Arrisco-me a reforçar o mito de que os psicólogos só se focam no passado (ou na infância), mas, apesar de querer escrever sobre as últimas sessões e o fim do processo terapêutico, preciso de voltar ao princípio.

Na primeira sessão, desafio sempre os meus pacientes a pensarem sobre quais são os seus objetivos para o caminho que teremos pela frente. Os seus objetivos, que serão os nossos, porque daí em diante faremos um trabalho colaborativo para os alcançarmos. O que procuram no espaço da terapia, o que gostariam de mudar em si, em que áreas da sua vida se gostariam de sentir melhor... A definição de objetivos ajuda a tornar mais claro que a terapia não é só um espaço para desabafar e qual o caminho a seguir: há objetivos e tarefas específicas a serem desenvolvidas, a cada momento do processo. Os objetivos são um dos ingredientes da aliança terapêutica que, independentemente da orientação teórica do terapeuta, é um bom preditor dos resultados terapêuticos. 

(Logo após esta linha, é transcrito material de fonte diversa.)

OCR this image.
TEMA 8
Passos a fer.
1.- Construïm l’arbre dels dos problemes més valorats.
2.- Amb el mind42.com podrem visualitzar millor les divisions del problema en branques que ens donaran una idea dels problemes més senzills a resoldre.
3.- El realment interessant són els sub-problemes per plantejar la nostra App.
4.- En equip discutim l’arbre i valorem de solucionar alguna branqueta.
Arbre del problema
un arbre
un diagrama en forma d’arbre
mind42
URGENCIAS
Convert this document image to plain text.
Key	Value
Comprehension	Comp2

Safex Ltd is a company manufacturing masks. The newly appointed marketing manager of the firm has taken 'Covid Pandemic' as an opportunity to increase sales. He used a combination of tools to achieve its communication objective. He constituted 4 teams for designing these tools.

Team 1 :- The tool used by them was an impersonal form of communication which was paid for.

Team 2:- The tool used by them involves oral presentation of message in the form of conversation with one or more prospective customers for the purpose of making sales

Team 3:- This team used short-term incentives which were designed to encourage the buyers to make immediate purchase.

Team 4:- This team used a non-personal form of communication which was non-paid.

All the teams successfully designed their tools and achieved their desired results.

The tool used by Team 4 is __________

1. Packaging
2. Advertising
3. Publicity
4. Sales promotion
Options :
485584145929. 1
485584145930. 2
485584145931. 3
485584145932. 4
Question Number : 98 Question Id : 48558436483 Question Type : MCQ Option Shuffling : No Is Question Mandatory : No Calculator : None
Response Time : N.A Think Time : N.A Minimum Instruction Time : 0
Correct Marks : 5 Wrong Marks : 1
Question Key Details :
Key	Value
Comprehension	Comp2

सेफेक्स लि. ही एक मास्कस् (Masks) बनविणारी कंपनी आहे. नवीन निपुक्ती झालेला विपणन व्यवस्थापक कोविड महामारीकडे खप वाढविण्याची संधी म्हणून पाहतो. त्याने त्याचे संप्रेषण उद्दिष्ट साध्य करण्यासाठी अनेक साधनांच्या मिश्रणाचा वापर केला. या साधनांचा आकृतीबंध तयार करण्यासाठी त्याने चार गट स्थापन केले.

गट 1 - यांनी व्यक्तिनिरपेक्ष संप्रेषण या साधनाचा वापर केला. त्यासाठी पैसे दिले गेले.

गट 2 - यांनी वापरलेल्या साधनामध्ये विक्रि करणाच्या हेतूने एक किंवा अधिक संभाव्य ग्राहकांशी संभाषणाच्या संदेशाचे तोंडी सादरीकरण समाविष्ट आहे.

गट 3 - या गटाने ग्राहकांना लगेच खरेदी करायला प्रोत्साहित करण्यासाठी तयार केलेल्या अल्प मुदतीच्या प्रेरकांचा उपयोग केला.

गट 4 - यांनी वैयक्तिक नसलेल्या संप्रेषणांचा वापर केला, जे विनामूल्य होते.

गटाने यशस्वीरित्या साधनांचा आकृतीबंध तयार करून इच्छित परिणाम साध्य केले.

Os objetivos terapêuticos ajudam-nos, também, na monitorização do trabalho e a fazer a avaliação do fim do processo. O fim que corresponde ao momento de alta, acontece tendencialmente com o alcançar dos objetivos propostos, mesmo que eles tenham sofrido algumas alterações ao longo do processo. Contudo, importa notar que podem acontecer términos mais precoces por escolha do paciente, a qualquer momento que seja sua vontade, ou por necessidade do terapeuta.

O fim de um processo terapêutico traz consigo um misto de emoções, não só para o paciente como para o terapeuta. Ao longo do processo, desenvolve-se uma relação e um espaço de segurança a que os pacientes podem regressar, semanal ou quinzenalmente, até ao momento da alta. A perda desse espaço é equilibrada pela confirmação de que chegar a este momento é chegar ao lugar a que se propôs no início do caminho. É reconhecer as diferenças daquela mesma pessoa que entrou na sala de terapia pela primeira vez. Melhorar, em terapia, tem pouco a ver com “estar sempre bem” ou “estar sempre feliz”. O caminho não é sempre linear e a expectativa de que nunca mais se terão dias difíceis durante a terapia ou depois do seu término é irrealista. Os dias difíceis e os momentos em que as nossas emoções parecem avassaladoras continuam a existir. Por isso, o progresso acontece quando nos aproximamos mais da realização pessoal (em detrimento do que os outros dizem ou pensam), quando somos capazes de implementar novas ferramentas ou competências que foram aprendidas e quando conseguimos uma melhor regulação emocional. O fim do processo terapêutico é colocar a mudança e os ganhos terapêuticos em prática, de forma independente.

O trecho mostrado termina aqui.